Дитер посмотрел на пришедших.
— Волк Грубер.
— Отец. Это Ганс, мой командир.
Ганс подошел ближе к жрецу и коротко, уважительно поклонился.
— Что вы можете рассказать нам об этом ужасе, отец?
Дитер провел их вдоль ряда тел к обнаженному мужскому трупу. Единственным отличительным признаком его, насколько мог судить Ганс, была зияющая рана в обескровленной груди.
— Убийца Волчьей Норы, — тихо сказал жрец, простирая руку над мертвецом, чтобы все поняли, какое тело он называет этим жутким именем. — Когда его привезли, он был с головы до пят покрыт кровью, своей и чужой. Чужой было больше. Я отмыл его.
— И что вам это дало? — спросил Грубер.
— Смотрите сюда. — Жрец подтолкнул Ганса и Грубера ближе к телу и указал на застывшее лицо мертвеца. — Когда кровь сошла, я обнаружил, несмотря на окоченение, следы болезни.
— В смысле?
— Этот человек был болен. Очень болен. Можно сказать, что он лишился разума.

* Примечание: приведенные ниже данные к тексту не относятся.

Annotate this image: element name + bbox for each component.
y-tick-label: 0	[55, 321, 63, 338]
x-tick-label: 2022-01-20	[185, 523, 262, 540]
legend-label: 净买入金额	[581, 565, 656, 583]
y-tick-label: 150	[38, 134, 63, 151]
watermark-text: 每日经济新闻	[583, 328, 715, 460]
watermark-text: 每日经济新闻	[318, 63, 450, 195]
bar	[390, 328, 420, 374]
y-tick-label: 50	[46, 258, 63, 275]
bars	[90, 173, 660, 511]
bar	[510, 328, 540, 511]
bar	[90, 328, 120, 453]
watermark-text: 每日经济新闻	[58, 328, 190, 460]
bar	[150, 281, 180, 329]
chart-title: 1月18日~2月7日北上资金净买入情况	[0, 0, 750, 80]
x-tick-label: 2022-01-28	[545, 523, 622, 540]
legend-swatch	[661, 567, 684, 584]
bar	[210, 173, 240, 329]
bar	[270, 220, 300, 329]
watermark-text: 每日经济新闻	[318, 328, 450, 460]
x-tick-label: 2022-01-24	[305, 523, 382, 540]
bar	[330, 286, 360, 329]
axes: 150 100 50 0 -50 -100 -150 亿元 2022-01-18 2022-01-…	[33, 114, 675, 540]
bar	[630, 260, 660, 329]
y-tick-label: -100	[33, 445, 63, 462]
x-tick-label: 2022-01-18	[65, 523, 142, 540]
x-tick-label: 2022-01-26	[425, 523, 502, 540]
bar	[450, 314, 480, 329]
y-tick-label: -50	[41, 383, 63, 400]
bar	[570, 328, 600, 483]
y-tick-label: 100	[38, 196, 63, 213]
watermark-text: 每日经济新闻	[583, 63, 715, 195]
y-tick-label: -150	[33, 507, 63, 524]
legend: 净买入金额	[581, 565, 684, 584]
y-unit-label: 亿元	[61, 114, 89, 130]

— Как вы можете быть в этом уверены? — спросил Ганс.
— А так. Он не первый, кто попадает ко мне при подобных обстоятельствах. И не последний. Он был болен, брат Ганс, смертельно болен. Безумие овладело им.
— И поэтому он убивал людей? — задал вопрос Грубер.
— Наиболее вероятное объяснение.
— А осквернение Волчьей Норы и дома можно объяснить этим же безумием?
Жрец открыл небольшую книжку.
— Как и вы, брат Грубер, я не распознал эти письмена, но тщательно срисовал их. И сравнил с некоторыми книгами в нашей Библиотеке.
— И?
— Это имена. Письменность очень древняя, и поэтому надписи выглядят так странно для наших глаз, но имена… имена самые обыкновенные. Имена людей. Горожан. Среди них я встретил имя нашего убийцы, Эргина. Там же имена его брата, свояченицы, соседа и трех человек, что жили в том же квартале.